Entering 2013, the new leadership of China is expected to inherit all the existing housing measures, and it will continue its effort to support housing demand from low income households and first-time homebuyers. In mid-December, the Government issued a statement following a two-day Central Economic Work Conference in Beijing, reiterating her determination to build more affordable housings, as well as to push forward urbanisation and boost both public and private investment. About 6 million of affordable housing units will start construction in 2013 and 4.6 million units will be completed within this year, said Jiang Weixin, the Housing and Urban-Rural Development Minister.

Some recent statistics also show signs of improvement in the Chinese economy. HSBC Flash Purchasing Manager’s Index (PMI) in December reached a 19-month high at 51.5, after 50.5 in November, indicating a two straight months of expansion in the manufacturing sector. China’s GDP growth, on the other hand, is estimated to rebound to 7.8% in Q4 2012 from Q3’s 7.4%, according to a Reuters poll.

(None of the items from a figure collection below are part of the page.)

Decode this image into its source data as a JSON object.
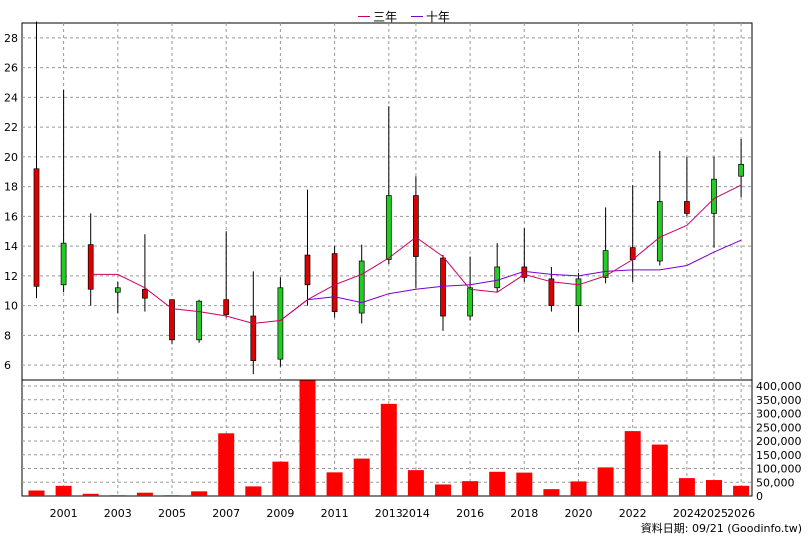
{
  "legend": {
    "three_year": "三年",
    "ten_year": "十年"
  },
  "source_label": "資料日期: 09/21  (Goodinfo.tw)",
  "colors": {
    "up": "#dd0000",
    "down": "#22cc22",
    "volume": "#ff0000",
    "ma3": "#cc0066",
    "ma10": "#7a00cc",
    "grid": "#999999",
    "wick": "#000000"
  },
  "chart_data": {
    "type": "candlestick+bar",
    "price_axis": {
      "ylim": [
        5,
        29
      ],
      "ticks": [
        6,
        8,
        10,
        12,
        14,
        16,
        18,
        20,
        22,
        24,
        26,
        28
      ]
    },
    "volume_axis": {
      "ylim": [
        0,
        400000
      ],
      "ticks": [
        0,
        50000,
        100000,
        150000,
        200000,
        250000,
        300000,
        350000,
        400000
      ],
      "tick_labels": [
        "0",
        "50,000",
        "100,000",
        "150,000",
        "200,000",
        "250,000",
        "300,000",
        "350,000",
        "400,000"
      ]
    },
    "x_labels": [
      {
        "year": 2001,
        "label": "2001"
      },
      {
        "year": 2003,
        "label": "2003"
      },
      {
        "year": 2005,
        "label": "2005"
      },
      {
        "year": 2007,
        "label": "2007"
      },
      {
        "year": 2009,
        "label": "2009"
      },
      {
        "year": 2011,
        "label": "2011"
      },
      {
        "year": 2013,
        "label": "2013"
      },
      {
        "year": 2014,
        "label": "2014"
      },
      {
        "year": 2016,
        "label": "2016"
      },
      {
        "year": 2018,
        "label": "2018"
      },
      {
        "year": 2020,
        "label": "2020"
      },
      {
        "year": 2022,
        "label": "2022"
      },
      {
        "year": 2024,
        "label": "2024"
      },
      {
        "year": 2025,
        "label": "2025"
      },
      {
        "year": 2026,
        "label": "2026"
      }
    ],
    "candles": [
      {
        "year": 2000,
        "open": 11.3,
        "close": 19.2,
        "high": 29.1,
        "low": 10.5
      },
      {
        "year": 2001,
        "open": 14.2,
        "close": 11.4,
        "high": 24.5,
        "low": 10.9
      },
      {
        "year": 2002,
        "open": 11.1,
        "close": 14.1,
        "high": 16.2,
        "low": 10.0
      },
      {
        "year": 2003,
        "open": 11.2,
        "close": 10.9,
        "high": 11.6,
        "low": 9.5
      },
      {
        "year": 2004,
        "open": 10.5,
        "close": 11.1,
        "high": 14.8,
        "low": 9.6
      },
      {
        "year": 2005,
        "open": 7.7,
        "close": 10.4,
        "high": 10.4,
        "low": 7.4
      },
      {
        "year": 2006,
        "open": 10.3,
        "close": 7.7,
        "high": 10.4,
        "low": 7.5
      },
      {
        "year": 2007,
        "open": 9.4,
        "close": 10.4,
        "high": 15.0,
        "low": 9.2
      },
      {
        "year": 2008,
        "open": 6.3,
        "close": 9.3,
        "high": 12.3,
        "low": 5.4
      },
      {
        "year": 2009,
        "open": 11.2,
        "close": 6.4,
        "high": 11.9,
        "low": 5.9
      },
      {
        "year": 2010,
        "open": 11.4,
        "close": 13.4,
        "high": 17.8,
        "low": 10.0
      },
      {
        "year": 2011,
        "open": 9.6,
        "close": 13.5,
        "high": 14.0,
        "low": 9.2
      },
      {
        "year": 2012,
        "open": 13.0,
        "close": 9.5,
        "high": 14.1,
        "low": 8.8
      },
      {
        "year": 2013,
        "open": 17.4,
        "close": 13.1,
        "high": 23.4,
        "low": 12.8
      },
      {
        "year": 2014,
        "open": 13.3,
        "close": 17.4,
        "high": 18.7,
        "low": 11.2
      },
      {
        "year": 2015,
        "open": 9.3,
        "close": 13.2,
        "high": 13.4,
        "low": 8.3
      },
      {
        "year": 2016,
        "open": 11.2,
        "close": 9.3,
        "high": 13.3,
        "low": 9.0
      },
      {
        "year": 2017,
        "open": 12.6,
        "close": 11.2,
        "high": 14.2,
        "low": 10.9
      },
      {
        "year": 2018,
        "open": 11.9,
        "close": 12.6,
        "high": 15.2,
        "low": 11.6
      },
      {
        "year": 2019,
        "open": 10.0,
        "close": 11.8,
        "high": 12.6,
        "low": 9.6
      },
      {
        "year": 2020,
        "open": 11.8,
        "close": 10.0,
        "high": 12.2,
        "low": 8.2
      },
      {
        "year": 2021,
        "open": 13.7,
        "close": 11.9,
        "high": 16.6,
        "low": 11.5
      },
      {
        "year": 2022,
        "open": 13.1,
        "close": 13.9,
        "high": 18.1,
        "low": 11.6
      },
      {
        "year": 2023,
        "open": 17.0,
        "close": 13.0,
        "high": 20.4,
        "low": 12.7
      },
      {
        "year": 2024,
        "open": 16.2,
        "close": 17.0,
        "high": 20.0,
        "low": 16.0
      },
      {
        "year": 2025,
        "open": 18.5,
        "close": 16.2,
        "high": 20.0,
        "low": 13.9
      },
      {
        "year": 2026,
        "open": 19.5,
        "close": 18.7,
        "high": 21.2,
        "low": 17.3
      }
    ],
    "ma3": [
      {
        "year": 2002,
        "value": 12.1
      },
      {
        "year": 2003,
        "value": 12.1
      },
      {
        "year": 2004,
        "value": 11.2
      },
      {
        "year": 2005,
        "value": 9.8
      },
      {
        "year": 2006,
        "value": 9.6
      },
      {
        "year": 2007,
        "value": 9.3
      },
      {
        "year": 2008,
        "value": 8.8
      },
      {
        "year": 2009,
        "value": 9.0
      },
      {
        "year": 2010,
        "value": 10.4
      },
      {
        "year": 2011,
        "value": 11.4
      },
      {
        "year": 2012,
        "value": 12.1
      },
      {
        "year": 2013,
        "value": 13.2
      },
      {
        "year": 2014,
        "value": 14.6
      },
      {
        "year": 2015,
        "value": 13.3
      },
      {
        "year": 2016,
        "value": 11.1
      },
      {
        "year": 2017,
        "value": 10.9
      },
      {
        "year": 2018,
        "value": 12.1
      },
      {
        "year": 2019,
        "value": 11.6
      },
      {
        "year": 2020,
        "value": 11.4
      },
      {
        "year": 2021,
        "value": 12.0
      },
      {
        "year": 2022,
        "value": 13.1
      },
      {
        "year": 2023,
        "value": 14.6
      },
      {
        "year": 2024,
        "value": 15.4
      },
      {
        "year": 2025,
        "value": 17.2
      },
      {
        "year": 2026,
        "value": 18.1
      }
    ],
    "ma10": [
      {
        "year": 2009,
        "value": 9.0
      },
      {
        "year": 2010,
        "value": 10.4
      },
      {
        "year": 2011,
        "value": 10.6
      },
      {
        "year": 2012,
        "value": 10.2
      },
      {
        "year": 2013,
        "value": 10.8
      },
      {
        "year": 2014,
        "value": 11.1
      },
      {
        "year": 2015,
        "value": 11.3
      },
      {
        "year": 2016,
        "value": 11.4
      },
      {
        "year": 2017,
        "value": 11.7
      },
      {
        "year": 2018,
        "value": 12.3
      },
      {
        "year": 2019,
        "value": 12.1
      },
      {
        "year": 2020,
        "value": 12.0
      },
      {
        "year": 2021,
        "value": 12.3
      },
      {
        "year": 2022,
        "value": 12.4
      },
      {
        "year": 2023,
        "value": 12.4
      },
      {
        "year": 2024,
        "value": 12.7
      },
      {
        "year": 2025,
        "value": 13.6
      },
      {
        "year": 2026,
        "value": 14.4
      }
    ],
    "volume": [
      {
        "year": 2000,
        "value": 20000
      },
      {
        "year": 2001,
        "value": 37000
      },
      {
        "year": 2002,
        "value": 8000
      },
      {
        "year": 2003,
        "value": 3000
      },
      {
        "year": 2004,
        "value": 12000
      },
      {
        "year": 2005,
        "value": 3000
      },
      {
        "year": 2006,
        "value": 17000
      },
      {
        "year": 2007,
        "value": 228000
      },
      {
        "year": 2008,
        "value": 35000
      },
      {
        "year": 2009,
        "value": 125000
      },
      {
        "year": 2010,
        "value": 420000
      },
      {
        "year": 2011,
        "value": 86000
      },
      {
        "year": 2012,
        "value": 136000
      },
      {
        "year": 2013,
        "value": 335000
      },
      {
        "year": 2014,
        "value": 94000
      },
      {
        "year": 2015,
        "value": 42000
      },
      {
        "year": 2016,
        "value": 54000
      },
      {
        "year": 2017,
        "value": 88000
      },
      {
        "year": 2018,
        "value": 85000
      },
      {
        "year": 2019,
        "value": 25000
      },
      {
        "year": 2020,
        "value": 53000
      },
      {
        "year": 2021,
        "value": 104000
      },
      {
        "year": 2022,
        "value": 236000
      },
      {
        "year": 2023,
        "value": 187000
      },
      {
        "year": 2024,
        "value": 65000
      },
      {
        "year": 2025,
        "value": 58000
      },
      {
        "year": 2026,
        "value": 37000
      }
    ]
  }
}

As the Chinese economy gradually stabilises and home sales continue to rebound, more economists forecast a brighter outlook for the property market in 2013. Another market report expects China’s home prices may further climb up by 3% to 5% this year. In a recent survey conducted by China Academy of Social Science (CASS) among over 100 economists and entrepreneurs, nearly 60% of respondents hold optimistic views for property market in 2013. Nevertheless, a massive rebound across the country is unlikely to be seen, given the current housing measures which are believed to remain the same.